The only question was who would succeed in establishing a dictatorship - Kerensky or
Kornilov.
To all the hypocritical attacks against the Bolsheviks for the so called Red Terror
there is a very simple answer. Even the most democratic capitalist government on earth
will never tolerate the existence of armed groups which attempt to overthrow the existing
order by violent means. Such groups are immediately outlawed, and the leaders put in jail,
or executed. This is regarded as perfectly lawful and acceptable. Yet the same standards
are not applied to the embattled Bolshevik government, fighting for survival and attacked
by enemies on all sides. The hypocrisy is even more nauseating if we bear in mind the fact
that precisely these "democratic" Western governments organised the most
military offensives against the Bolsheviks at this time.
In the civil war that followed October, one reactionary general succeeded another. But
the idea that democracy would have been implanted on Russian soil on the bayonets of the
White guard is a self-evident nonsense. Behind the White's lines, the old landlords and
capitalists returned and took their revenge against the workers and peasants. The great
majority of the peasants were not socialists, although they sympathised with the
Bolsheviks for their revolutionary agrarian programme. But once they realised that the
White armies were on the side of the landlords, any support they might have had melted
away. The White generals represented Tsarist reaction in its most naked form. They
anticipated Fascism, although they lacked its mass base. But that would not have made
their rule any more pleasant. In payment for the fright they had suffered, and in order to
teach the masses a lesson, they would have unleashed a reign of terror on a massive scale.
The Russian workers and peasants would have been subjected to the nightmare of a bourgeois
totalitarian regime for years if not decades, on the lines of Franco or Pinochet. This
would have been a regime of terrible social, cultural and economic decline.

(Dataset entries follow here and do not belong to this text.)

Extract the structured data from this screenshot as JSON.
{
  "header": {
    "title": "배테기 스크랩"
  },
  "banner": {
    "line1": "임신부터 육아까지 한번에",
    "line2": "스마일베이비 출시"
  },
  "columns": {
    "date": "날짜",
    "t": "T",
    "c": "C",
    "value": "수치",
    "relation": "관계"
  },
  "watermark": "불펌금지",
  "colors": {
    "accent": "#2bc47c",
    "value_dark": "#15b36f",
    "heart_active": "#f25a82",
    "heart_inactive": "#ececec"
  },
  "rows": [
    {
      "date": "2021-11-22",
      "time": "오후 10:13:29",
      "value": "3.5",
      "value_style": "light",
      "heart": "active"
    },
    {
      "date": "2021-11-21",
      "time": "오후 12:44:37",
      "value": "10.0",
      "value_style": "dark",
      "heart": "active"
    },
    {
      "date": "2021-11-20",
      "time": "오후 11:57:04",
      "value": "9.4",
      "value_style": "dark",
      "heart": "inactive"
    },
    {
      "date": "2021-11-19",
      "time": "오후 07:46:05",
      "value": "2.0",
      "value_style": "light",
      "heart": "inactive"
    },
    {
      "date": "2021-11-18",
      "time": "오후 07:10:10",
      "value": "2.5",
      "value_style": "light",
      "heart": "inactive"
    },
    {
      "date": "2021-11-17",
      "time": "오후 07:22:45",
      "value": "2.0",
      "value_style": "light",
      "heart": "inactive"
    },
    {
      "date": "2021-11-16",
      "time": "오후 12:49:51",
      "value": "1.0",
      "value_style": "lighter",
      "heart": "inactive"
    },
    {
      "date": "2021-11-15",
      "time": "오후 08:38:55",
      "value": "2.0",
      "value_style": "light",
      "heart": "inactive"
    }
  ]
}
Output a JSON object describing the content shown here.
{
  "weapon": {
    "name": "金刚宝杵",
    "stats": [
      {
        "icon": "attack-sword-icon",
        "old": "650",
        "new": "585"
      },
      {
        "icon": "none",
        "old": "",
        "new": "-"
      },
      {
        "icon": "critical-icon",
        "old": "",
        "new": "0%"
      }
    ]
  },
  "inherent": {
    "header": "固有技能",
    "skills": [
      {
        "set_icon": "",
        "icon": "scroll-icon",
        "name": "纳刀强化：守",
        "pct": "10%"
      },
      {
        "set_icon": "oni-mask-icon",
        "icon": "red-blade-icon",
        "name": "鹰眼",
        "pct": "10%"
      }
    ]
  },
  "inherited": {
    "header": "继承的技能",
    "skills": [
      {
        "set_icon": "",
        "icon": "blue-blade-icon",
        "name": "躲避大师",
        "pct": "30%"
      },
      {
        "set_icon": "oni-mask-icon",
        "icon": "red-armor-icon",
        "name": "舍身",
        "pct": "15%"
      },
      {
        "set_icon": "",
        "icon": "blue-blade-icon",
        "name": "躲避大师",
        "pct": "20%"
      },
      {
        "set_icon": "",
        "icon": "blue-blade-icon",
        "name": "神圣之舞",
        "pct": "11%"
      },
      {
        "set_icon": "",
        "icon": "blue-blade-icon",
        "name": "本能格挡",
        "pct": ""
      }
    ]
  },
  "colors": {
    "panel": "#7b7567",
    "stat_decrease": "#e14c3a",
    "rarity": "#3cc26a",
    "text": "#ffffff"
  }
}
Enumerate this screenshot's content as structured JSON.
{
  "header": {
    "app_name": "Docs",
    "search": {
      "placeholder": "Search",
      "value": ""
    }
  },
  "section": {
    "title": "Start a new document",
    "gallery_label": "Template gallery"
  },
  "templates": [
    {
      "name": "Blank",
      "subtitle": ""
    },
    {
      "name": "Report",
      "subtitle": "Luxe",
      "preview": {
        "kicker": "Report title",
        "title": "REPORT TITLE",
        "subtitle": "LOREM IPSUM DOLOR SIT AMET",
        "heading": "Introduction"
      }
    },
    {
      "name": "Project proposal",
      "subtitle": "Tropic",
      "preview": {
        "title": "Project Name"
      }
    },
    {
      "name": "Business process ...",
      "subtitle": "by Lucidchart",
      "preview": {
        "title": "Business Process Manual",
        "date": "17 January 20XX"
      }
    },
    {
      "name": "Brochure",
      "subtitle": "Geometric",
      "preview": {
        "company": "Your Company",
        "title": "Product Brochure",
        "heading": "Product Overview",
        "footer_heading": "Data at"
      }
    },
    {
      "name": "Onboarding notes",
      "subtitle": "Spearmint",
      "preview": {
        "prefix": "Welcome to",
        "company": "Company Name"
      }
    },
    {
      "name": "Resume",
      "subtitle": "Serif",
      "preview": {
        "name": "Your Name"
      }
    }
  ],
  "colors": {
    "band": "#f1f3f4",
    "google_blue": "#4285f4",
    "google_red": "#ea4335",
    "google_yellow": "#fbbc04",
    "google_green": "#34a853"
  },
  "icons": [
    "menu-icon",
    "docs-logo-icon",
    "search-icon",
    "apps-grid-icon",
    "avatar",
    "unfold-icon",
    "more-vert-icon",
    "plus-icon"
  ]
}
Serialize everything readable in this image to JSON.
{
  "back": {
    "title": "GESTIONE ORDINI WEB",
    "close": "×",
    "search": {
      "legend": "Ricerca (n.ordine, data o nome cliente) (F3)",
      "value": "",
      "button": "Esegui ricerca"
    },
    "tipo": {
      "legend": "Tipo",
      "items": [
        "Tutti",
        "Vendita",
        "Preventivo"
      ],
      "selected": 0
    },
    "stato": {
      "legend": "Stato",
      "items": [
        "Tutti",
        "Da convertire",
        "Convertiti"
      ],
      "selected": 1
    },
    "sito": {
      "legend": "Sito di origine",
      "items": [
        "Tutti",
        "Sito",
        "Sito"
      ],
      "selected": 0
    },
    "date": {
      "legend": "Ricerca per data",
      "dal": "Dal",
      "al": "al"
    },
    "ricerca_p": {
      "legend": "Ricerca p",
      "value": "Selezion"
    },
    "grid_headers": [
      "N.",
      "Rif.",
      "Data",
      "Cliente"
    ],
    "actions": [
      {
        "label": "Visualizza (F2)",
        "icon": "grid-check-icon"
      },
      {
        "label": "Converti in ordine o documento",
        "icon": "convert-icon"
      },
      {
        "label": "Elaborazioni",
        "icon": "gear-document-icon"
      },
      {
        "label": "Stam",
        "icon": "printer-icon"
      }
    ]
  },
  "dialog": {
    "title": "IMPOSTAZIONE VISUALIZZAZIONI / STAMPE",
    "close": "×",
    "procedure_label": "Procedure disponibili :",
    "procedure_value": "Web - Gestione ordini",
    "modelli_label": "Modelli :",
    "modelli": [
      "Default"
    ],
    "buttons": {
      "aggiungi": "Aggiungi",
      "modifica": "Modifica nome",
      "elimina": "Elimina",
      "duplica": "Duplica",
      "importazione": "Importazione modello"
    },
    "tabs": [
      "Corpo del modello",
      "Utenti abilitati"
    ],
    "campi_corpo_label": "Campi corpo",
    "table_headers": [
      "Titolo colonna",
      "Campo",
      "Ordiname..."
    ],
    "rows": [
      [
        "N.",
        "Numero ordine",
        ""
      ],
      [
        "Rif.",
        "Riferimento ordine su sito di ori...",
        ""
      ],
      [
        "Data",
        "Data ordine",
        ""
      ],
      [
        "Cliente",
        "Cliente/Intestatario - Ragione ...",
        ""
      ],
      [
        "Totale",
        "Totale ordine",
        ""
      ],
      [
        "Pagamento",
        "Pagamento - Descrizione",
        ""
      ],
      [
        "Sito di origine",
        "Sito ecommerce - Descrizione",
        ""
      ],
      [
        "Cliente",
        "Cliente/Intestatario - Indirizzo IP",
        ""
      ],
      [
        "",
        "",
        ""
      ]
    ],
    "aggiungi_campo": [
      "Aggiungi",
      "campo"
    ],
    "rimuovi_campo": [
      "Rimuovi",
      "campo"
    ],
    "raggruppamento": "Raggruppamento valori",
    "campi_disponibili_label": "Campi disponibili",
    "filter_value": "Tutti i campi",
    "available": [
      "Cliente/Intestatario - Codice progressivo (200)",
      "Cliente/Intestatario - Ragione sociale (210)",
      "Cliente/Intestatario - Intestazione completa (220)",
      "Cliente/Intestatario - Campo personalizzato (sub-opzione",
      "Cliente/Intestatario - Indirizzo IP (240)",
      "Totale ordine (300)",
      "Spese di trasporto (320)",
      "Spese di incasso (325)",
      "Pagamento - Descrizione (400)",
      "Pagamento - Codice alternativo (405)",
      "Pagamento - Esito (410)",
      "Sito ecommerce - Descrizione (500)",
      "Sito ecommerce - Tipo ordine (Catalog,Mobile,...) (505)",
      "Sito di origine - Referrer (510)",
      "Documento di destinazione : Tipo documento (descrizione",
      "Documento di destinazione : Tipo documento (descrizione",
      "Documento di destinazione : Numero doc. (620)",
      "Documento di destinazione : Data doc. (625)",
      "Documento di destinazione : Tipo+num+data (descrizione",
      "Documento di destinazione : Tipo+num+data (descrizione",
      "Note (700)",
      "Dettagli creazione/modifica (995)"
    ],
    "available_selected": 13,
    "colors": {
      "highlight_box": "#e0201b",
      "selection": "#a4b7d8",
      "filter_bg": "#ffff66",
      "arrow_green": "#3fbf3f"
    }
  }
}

This victory of the oppressed underdogs in open struggle against their former masters
is without doubt one of the most inspiring episodes in the annals of human history, so
rich in defeated slave rebellions and similar tragedies. Again, we are entitled to ask the
question to the slanderers of October: How does it come about that this tiny,
unrepresentative group of conspirators succeeded in defeating the powerful White guard
armies, backed by 21 foreign armies? Such a feat was only conceivable on the basis that
the Bolsheviks had the active support, not only of the working class, but also of broad
layers of the poor and middle peasants. At this point, the whole myth of the conspiracy of
a minority collapses under its own weight. The Bolshevik Revolution was no coup, but the
most popular revolution in history. Only this explains how they were able, against all the
odds, not only to take power, but to hold onto it firmly. And all this was done on the
basis of a workers' democracy, a regime which gave the working class far greater rights
than even the most democratic bourgeois regime.